Re: Mead and Vygotsky from a teacher

From: Ben Reshef family (victor@kfar-hanassi.org.il)
Date: Sat Oct 18 2003 - 22:48:09 PDT


Horkheimer, "Materialism and Metaphysics" and "The Latest Attack on Metaphysics" (chapters 3 and 6 respectively of the 1972 translation of Kritisch Theorie '68 titled Critical Theory: Selected Essays) is relevant here.
Victor
  ----- Original Message -----
  From: Andy Blunden
  To: xmca@weber.ucsd.edu
  Sent: Sunday, October 19, 2003 2:14 AM
  Subject: Re: Mead and Vygotsky from a teacher

  Again Steve, I seem to be guilty of exaggeration. It is a few years since I read Novack on pragmatism, and I got this impression that he thought that pragmatism was the antechamber to Marxism. I have just one chapter of the book scanned here, but it is the relevant chapter, and I now see that your excerpts fairly well characterise his view. He sums up on Dewey:

    "The modifications introduced by pragmatism did not succeed in eradicating the inherent and insuperable defects of empiricism but rather reaffirmed them in its own way. The dualism between materialism and idealism discernible in Locke flowered into eclecticism with Dewey. As an illustration, take his treatment of, the relations between the social system and the philosopher himself.
    "Dewey did not hesitate to apply the principle of historical materialism that a thinker's views are fundamentally shaped by his social situation and class outlook to explain the special features and errors of Aristotle's metaphysics and politics. Yet he claimed that his own philosophy was totally exempt from class conditioning and that he spoke for the general interests of all men. The coexistence of two such incompatible types of interpretation did not disconcert him; he used either one as he pleased.
    "Dewey was the most radical consummator of the pragmatic tendency. He did for pragmatism what pragmatism helped to do for the empirical tradition. His instrumentalism pressed its ideas to the farthest limits and thereby disclosed their basic insufficiency. Empiricism cannot go beyond Deweyism without annulling its basic premises and either passing over into materialism to its left or towards logical positivism or linguistic analysis to its right." [George Novack, Empiricism and Its Evolution - A Marxist View: Chapter IX]

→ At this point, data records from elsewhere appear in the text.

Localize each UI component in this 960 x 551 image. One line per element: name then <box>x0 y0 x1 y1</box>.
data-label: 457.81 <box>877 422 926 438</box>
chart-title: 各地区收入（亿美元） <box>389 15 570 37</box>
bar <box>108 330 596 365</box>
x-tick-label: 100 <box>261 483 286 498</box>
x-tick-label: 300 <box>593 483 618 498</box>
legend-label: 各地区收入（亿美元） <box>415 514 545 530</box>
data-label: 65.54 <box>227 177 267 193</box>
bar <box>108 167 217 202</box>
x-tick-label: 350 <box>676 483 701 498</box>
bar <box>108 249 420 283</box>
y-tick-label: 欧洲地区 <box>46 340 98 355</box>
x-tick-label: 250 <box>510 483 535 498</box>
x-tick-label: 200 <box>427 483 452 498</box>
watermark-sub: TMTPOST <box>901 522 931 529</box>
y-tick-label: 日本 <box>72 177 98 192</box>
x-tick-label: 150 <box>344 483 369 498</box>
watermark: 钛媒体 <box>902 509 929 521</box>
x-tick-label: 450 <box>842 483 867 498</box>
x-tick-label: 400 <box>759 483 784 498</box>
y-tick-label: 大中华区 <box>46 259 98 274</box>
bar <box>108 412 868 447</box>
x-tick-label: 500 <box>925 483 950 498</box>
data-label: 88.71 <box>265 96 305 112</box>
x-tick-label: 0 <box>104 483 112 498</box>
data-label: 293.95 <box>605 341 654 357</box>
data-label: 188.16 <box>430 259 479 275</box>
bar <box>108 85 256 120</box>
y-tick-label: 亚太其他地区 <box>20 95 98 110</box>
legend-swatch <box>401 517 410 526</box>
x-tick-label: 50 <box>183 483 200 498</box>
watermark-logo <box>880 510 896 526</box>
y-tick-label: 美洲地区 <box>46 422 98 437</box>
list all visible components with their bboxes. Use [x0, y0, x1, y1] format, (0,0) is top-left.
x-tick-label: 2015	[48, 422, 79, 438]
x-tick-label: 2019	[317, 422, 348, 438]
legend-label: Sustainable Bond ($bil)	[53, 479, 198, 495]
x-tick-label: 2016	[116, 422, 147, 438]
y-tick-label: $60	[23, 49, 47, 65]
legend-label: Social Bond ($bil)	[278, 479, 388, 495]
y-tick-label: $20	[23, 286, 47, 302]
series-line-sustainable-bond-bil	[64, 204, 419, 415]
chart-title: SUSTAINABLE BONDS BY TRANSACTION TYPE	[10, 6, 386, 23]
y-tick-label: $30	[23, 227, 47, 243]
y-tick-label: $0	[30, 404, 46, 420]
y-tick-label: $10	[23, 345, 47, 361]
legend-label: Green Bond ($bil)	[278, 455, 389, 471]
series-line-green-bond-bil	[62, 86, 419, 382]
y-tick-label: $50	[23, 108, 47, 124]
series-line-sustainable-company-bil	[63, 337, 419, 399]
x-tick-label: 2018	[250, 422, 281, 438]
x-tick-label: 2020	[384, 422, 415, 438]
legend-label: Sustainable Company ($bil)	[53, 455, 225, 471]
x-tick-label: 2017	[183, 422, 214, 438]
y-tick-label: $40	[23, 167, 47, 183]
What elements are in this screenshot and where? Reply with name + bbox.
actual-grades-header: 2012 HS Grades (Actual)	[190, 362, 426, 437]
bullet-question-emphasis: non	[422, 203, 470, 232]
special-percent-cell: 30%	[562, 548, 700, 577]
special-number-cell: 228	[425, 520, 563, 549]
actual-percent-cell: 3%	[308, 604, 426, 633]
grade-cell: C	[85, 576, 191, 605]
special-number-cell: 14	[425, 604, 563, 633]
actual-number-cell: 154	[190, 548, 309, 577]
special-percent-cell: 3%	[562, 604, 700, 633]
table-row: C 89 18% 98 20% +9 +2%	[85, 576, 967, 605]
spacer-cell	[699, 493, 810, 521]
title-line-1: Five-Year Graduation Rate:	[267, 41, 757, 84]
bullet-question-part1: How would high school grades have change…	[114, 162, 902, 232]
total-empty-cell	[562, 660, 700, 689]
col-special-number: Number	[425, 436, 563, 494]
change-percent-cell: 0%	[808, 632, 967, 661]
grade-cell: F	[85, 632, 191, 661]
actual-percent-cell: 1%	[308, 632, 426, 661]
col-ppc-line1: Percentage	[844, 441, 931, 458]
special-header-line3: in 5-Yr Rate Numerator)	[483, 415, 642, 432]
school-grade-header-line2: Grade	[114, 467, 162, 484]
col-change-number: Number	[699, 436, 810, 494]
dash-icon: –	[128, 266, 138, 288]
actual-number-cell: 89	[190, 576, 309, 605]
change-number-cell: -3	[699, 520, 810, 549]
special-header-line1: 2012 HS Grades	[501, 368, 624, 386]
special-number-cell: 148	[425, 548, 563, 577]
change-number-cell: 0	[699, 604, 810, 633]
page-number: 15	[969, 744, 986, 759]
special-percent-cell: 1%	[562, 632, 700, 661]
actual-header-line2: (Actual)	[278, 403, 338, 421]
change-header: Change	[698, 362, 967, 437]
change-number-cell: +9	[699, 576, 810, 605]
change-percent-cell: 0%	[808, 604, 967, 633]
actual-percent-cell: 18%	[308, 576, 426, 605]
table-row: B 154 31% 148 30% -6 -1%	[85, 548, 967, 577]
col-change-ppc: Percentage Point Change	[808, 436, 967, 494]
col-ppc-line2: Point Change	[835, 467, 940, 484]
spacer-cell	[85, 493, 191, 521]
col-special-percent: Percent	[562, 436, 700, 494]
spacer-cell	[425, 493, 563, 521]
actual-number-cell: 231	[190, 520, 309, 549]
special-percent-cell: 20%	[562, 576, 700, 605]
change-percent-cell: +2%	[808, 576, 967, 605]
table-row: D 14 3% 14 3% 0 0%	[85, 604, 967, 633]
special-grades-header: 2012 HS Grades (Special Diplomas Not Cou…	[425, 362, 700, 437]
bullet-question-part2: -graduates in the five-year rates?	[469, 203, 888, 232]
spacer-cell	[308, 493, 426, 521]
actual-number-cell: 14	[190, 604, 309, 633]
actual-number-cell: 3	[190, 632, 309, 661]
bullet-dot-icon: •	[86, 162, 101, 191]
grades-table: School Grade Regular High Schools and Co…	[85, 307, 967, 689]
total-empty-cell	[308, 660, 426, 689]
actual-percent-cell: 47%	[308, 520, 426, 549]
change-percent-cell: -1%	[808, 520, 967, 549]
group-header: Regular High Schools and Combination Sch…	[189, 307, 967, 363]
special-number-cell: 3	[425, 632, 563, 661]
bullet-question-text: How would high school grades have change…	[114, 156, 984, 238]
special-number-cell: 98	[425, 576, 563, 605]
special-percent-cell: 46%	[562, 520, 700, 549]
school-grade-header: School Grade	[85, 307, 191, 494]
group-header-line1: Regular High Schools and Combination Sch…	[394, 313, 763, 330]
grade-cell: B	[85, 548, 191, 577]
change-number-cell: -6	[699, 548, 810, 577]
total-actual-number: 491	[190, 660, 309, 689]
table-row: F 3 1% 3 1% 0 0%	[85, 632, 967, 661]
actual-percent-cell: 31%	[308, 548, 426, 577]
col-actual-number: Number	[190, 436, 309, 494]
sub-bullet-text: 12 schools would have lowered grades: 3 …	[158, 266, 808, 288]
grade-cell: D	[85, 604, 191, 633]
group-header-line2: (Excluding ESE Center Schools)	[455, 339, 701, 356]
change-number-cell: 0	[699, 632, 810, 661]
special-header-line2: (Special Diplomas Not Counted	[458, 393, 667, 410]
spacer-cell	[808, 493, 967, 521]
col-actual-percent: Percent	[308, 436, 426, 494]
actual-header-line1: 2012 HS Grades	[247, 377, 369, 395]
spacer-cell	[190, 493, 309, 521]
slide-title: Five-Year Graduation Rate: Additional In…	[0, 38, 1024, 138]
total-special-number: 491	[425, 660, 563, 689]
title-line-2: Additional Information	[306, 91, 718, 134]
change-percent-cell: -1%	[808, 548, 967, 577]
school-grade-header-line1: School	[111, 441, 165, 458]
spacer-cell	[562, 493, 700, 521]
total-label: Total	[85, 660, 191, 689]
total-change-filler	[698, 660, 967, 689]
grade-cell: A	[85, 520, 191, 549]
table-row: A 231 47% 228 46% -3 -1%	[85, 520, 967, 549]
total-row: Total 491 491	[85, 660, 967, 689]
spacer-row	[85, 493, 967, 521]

  But on the other hand, Novack's own understanding of Marxism is hardly definitive!

  Andy
  At 11:46 AM 18/10/2003 -0700, you wrote:

    Hi Andy,

    Andy says:
    "Certainly, my reading of Novack on pragmatism could be summarised as "pragmatism is only an inch short of Marxism." While I think Pragmatism a la Peirce or Dewey or Bridgman was certainly a great achievement, I have always regarded both Marx and Vygotsky as qualitatively different from Pragmatism."

    I completely agree with you, Andy, that Marxism and Pragmatism are qualitatively different. Is the metaphor of one being "an inch short" of the other from Novack? Novack seemed to assess Dewey himself as on occasion coming within an inch of materialism - Novack was careful to attribute to Dewey his many scientific insights - but I am not so sure Novack said Pragmatism as a philosophy was that close to dialectical materialism. Perhaps my reading is off?

    Speaking of George Novack, in Pragmatism Vs Marxism: An Appraisal of John Dewey's philosophy, he quotes an amusing story and commentary on Mead told by T.V. Smith in his 1962 book A Non-Existent Man: An Autobiography. In the chapter The Instrumentalist Theory of Knowledge, Novack critiques Dewey's approach to epistemology, the "all-important" question of "what is the basis of knowledge," as one that "wobbled all over the lot, unable to stay permanently in a single place." He says about Mead:

    "Mead, Dewey's cothinker at Chicago, was no less equivocal on this prime question. T.V. Smith writes: "Long after I had become a colleague of Mead, I asked him one day at lunch, for instance, whether he thought that there was anything existing before life came upon the scene. This seemed to me to be a question to be answered plainly Yes or No, depending upon one's drift toward Realism of Idealism. Mead answered the question at great length. Or at least he seemed to think he did. I repeated the question for a Yes-or-No answer. He answered it at greater length. I then asked him plaintively to answer it so that I could understand his answer. He seemed as puzzled at my perturbation as I at his 'equivocation.' I never did understand; and naturally enough, I came to doubt whether he did.

    [Novack is still quoting from Smith] "I took it that he was confused, having left Idealism (Hegelianism) and not having arrived firmly at anything else. This type of confusion, between the knower, or the knowing, and the known, seemed so to dog the steps of the Pragmatists that I decided they were all what I came to call 'basement-Idealists' rather than, with Hegel, the 'attic' kind. They all seemed to me doubt - what I could not doubt - that anything existed apart from some experience, and yet they seemed unwilling to face the consequences of such a position. They wanted to be Idealists without giving up the fruits of Realism. It made them unhappy to be thus accused, but so they seemed to me" (A Non-Existent Man, p48)."